Changed Perceptions Are Bringing More Women into Construction
In an ideal world, all young people would be provided with plenty of information about the different career routes available to them and be able to make an informed decision on what profession they would like pursue.
But like most decisions we make in life, careers are chosen with imperfect information being the reality. As a result, they are often based on perceptions that are not 100% accurate. Maybe that’s why many people change careers even after investing several years in a particular pathway.
To a large extent, it is the perceptions of work that women traditionally do or don’t do that has prevented many from even considering a career in our industry.

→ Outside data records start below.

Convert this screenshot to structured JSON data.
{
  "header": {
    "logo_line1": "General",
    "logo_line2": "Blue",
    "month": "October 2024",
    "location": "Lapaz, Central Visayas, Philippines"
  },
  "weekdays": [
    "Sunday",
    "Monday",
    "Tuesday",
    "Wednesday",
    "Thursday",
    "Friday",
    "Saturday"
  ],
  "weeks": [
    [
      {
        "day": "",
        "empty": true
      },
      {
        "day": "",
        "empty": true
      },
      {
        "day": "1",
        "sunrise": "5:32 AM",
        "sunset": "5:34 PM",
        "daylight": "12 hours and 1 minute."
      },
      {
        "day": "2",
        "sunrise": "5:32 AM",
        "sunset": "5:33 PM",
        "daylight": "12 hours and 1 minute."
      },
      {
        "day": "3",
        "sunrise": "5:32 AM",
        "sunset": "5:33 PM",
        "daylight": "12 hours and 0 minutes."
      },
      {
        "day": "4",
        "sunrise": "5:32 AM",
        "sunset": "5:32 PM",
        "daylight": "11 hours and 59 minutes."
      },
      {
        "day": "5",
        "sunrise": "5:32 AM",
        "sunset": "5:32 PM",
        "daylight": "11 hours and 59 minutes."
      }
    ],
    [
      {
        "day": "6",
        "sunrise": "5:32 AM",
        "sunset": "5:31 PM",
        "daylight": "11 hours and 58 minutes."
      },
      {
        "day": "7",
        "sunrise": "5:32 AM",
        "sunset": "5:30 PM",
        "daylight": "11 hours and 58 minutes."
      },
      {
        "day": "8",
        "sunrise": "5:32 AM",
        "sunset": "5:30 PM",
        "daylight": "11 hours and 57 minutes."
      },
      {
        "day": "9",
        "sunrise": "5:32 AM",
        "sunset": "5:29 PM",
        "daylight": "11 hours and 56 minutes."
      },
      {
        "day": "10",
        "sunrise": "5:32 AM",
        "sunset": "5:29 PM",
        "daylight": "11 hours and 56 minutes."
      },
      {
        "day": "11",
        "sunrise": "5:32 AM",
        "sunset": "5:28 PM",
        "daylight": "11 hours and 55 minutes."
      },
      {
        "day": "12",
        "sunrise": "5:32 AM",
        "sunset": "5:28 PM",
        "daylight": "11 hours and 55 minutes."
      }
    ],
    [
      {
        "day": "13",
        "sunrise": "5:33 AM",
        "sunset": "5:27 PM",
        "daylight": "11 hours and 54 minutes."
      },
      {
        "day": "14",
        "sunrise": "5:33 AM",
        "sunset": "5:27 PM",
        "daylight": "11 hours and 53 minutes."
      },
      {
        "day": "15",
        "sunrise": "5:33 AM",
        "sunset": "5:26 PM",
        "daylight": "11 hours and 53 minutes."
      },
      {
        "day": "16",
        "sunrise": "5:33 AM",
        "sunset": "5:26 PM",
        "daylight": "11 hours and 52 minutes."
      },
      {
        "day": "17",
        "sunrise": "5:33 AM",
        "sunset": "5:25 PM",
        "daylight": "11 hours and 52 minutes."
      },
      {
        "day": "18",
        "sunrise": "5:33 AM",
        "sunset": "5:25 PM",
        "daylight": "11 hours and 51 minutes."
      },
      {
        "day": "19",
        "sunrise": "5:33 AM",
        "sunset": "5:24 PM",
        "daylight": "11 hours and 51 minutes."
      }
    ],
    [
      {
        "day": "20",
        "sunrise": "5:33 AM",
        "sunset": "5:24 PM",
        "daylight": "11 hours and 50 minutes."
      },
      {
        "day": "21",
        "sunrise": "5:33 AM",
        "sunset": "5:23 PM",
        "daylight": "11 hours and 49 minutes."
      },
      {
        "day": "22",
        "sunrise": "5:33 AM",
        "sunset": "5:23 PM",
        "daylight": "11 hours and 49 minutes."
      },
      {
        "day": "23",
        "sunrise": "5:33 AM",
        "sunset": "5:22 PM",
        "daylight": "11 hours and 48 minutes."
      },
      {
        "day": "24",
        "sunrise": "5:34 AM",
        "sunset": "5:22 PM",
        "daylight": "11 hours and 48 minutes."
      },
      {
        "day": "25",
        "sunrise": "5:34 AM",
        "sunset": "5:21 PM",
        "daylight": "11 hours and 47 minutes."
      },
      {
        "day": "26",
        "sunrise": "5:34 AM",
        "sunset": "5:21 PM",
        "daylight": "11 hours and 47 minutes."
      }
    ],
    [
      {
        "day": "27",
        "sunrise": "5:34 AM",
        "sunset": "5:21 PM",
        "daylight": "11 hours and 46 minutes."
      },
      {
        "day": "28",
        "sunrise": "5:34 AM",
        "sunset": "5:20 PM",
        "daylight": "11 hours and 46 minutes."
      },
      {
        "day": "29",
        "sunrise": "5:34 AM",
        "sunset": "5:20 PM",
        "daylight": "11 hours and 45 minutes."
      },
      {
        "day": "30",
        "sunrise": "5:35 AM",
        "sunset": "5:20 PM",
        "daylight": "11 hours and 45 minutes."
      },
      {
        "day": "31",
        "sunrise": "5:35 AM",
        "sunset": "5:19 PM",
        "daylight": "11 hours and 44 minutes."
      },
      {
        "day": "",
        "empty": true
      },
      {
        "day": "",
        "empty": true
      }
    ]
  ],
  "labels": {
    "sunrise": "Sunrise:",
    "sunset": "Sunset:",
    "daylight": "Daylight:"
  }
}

Who Influences Career Choices?
Parents are a significant influence. And nowadays, social media also impacts decisions. Just imagine if there were a few Instagram or YouTube influencers who happened to be women working in the construction sector (complete with hi-vis and steel toecaps), that would make a difference.
Perceptions and misconceptions have always fed into gender stereotyping of certain sectors and occupations, which is particularly true of construction. Our sector has traditionally been male dominated and in many ways still is. But there’s evidence that times are changing.
But there is still a long way to go. Girls and young women need to see more about the fantastic opportunities construction presents, such as the chance to travel, gain industry recognised qualifications and play an integral part in the development of buildings of the future.
Tell the Positive Story
The industry needs to work more closely with the national media to help shine a positive spotlight on everything we do. Amazing achievements and amazing people who could be powerful role models currently go unrecognised.
Because people don’t see the opportunities, the parents of a young females considering construction as a career may not see the vast range of opportunities and career enhancement it offers.
If our young people don’t come into the industry, how do the parents of today expect their grandchildren to find future homes or offices to work from? Their daughters could play a key role in accommodating generations to come.
At some point we will reach a critical mass where being a female in the construction industry is nothing unusual. The perceived barriers will then disappear. But to get there we have to keep spreading the word about the fantastic opportunities and fulfilling careers our industry has to offer.